Come sapete, è una proposta a cui tengo molto e di cui parlo, anche grazie a Ernesto Ruffini, nelle 10 cose.
In alcuni casi, però, la riduzione del contante è una necessità, un obbligo, direi.
Una vita in contanti
L’idea di un Daccò-portafoglio si era affacciata già all’inizio, visto che 70 milioni (l’equivalente dell’intera maxitangente Enimont per tutto il pentapartito negli anni di Mani pulite) sono una cifra spropositata, incompatibile solo con una tangente, e superiore persino alle parcelle che neppure i più quotati avvocati d’affari strappano alle multinazionali per business da capogiro.

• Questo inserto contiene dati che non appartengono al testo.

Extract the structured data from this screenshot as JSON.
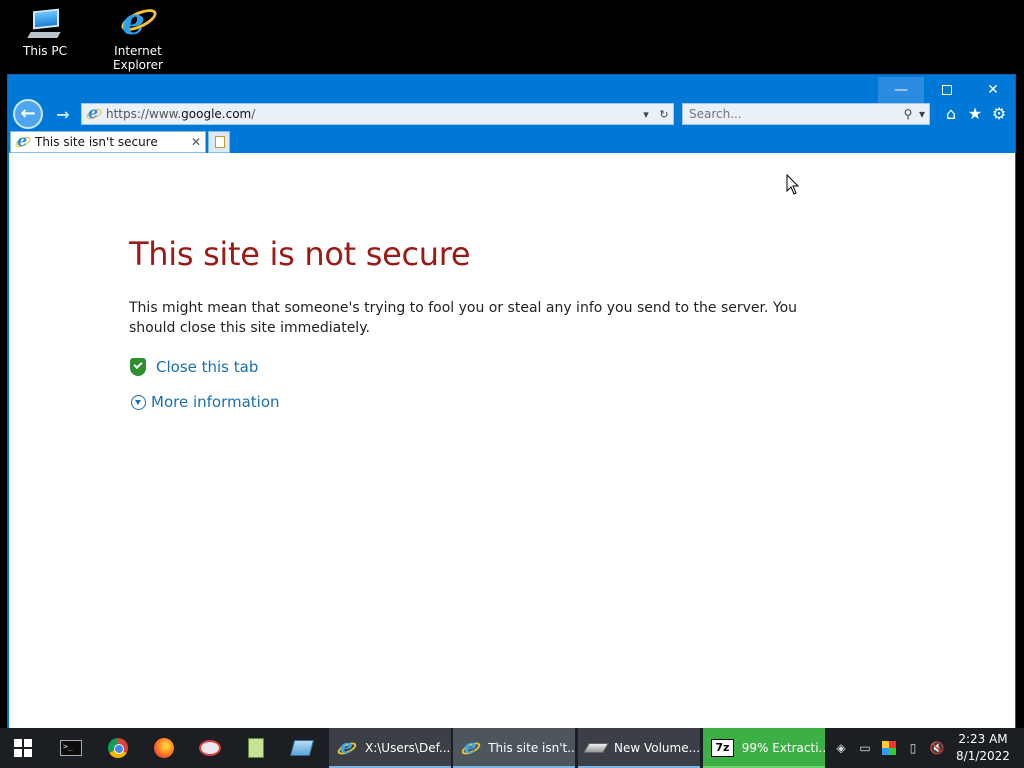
{
  "desktop": {
    "icons": [
      {
        "label": "This PC"
      },
      {
        "label": "Internet Explorer"
      }
    ]
  },
  "browser": {
    "address": {
      "prefix": "https://www.",
      "host": "google.com",
      "path": "/"
    },
    "search_placeholder": "Search...",
    "tab_title": "This site isn't secure",
    "caption": {
      "minimize": "—",
      "close": "✕"
    }
  },
  "page": {
    "title": "This site is not secure",
    "body": "This might mean that someone's trying to fool you or steal any info you send to the server. You should close this site immediately.",
    "close_tab_link": "Close this tab",
    "more_info_link": "More information"
  },
  "taskbar": {
    "apps": [
      {
        "label": "X:\\Users\\Def..."
      },
      {
        "label": "This site isn't..."
      },
      {
        "label": "New Volume..."
      },
      {
        "label": "99% Extracti..."
      }
    ],
    "sevenzip_icon": "7z",
    "clock": {
      "time": "2:23 AM",
      "date": "8/1/2022"
    }
  },
  "colors": {
    "window_chrome": "#0078d7",
    "error_title": "#9c1a16",
    "link": "#1a6fb1",
    "extract_progress": "#3cb044"
  }
}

Ora l’impressione di un Daccò non tanto terminale di una singola tangente, quanto «borsellino della spesa» per persone o per movimenti che vogliano distanziare da sé la pattuizione e il godimento di accordi corruttivi e di illecite fonti di finanziamento, si rafforza adesso che l’esame delle sue movimentazioni finanziarie rivela che Daccò negli anni Duemila ha maneggiato in contanti qualcosa come 10 milioni di euro, che dunque per definizione non si può sapere a chi siano andati e per le esigenze di chi siano stati spesi.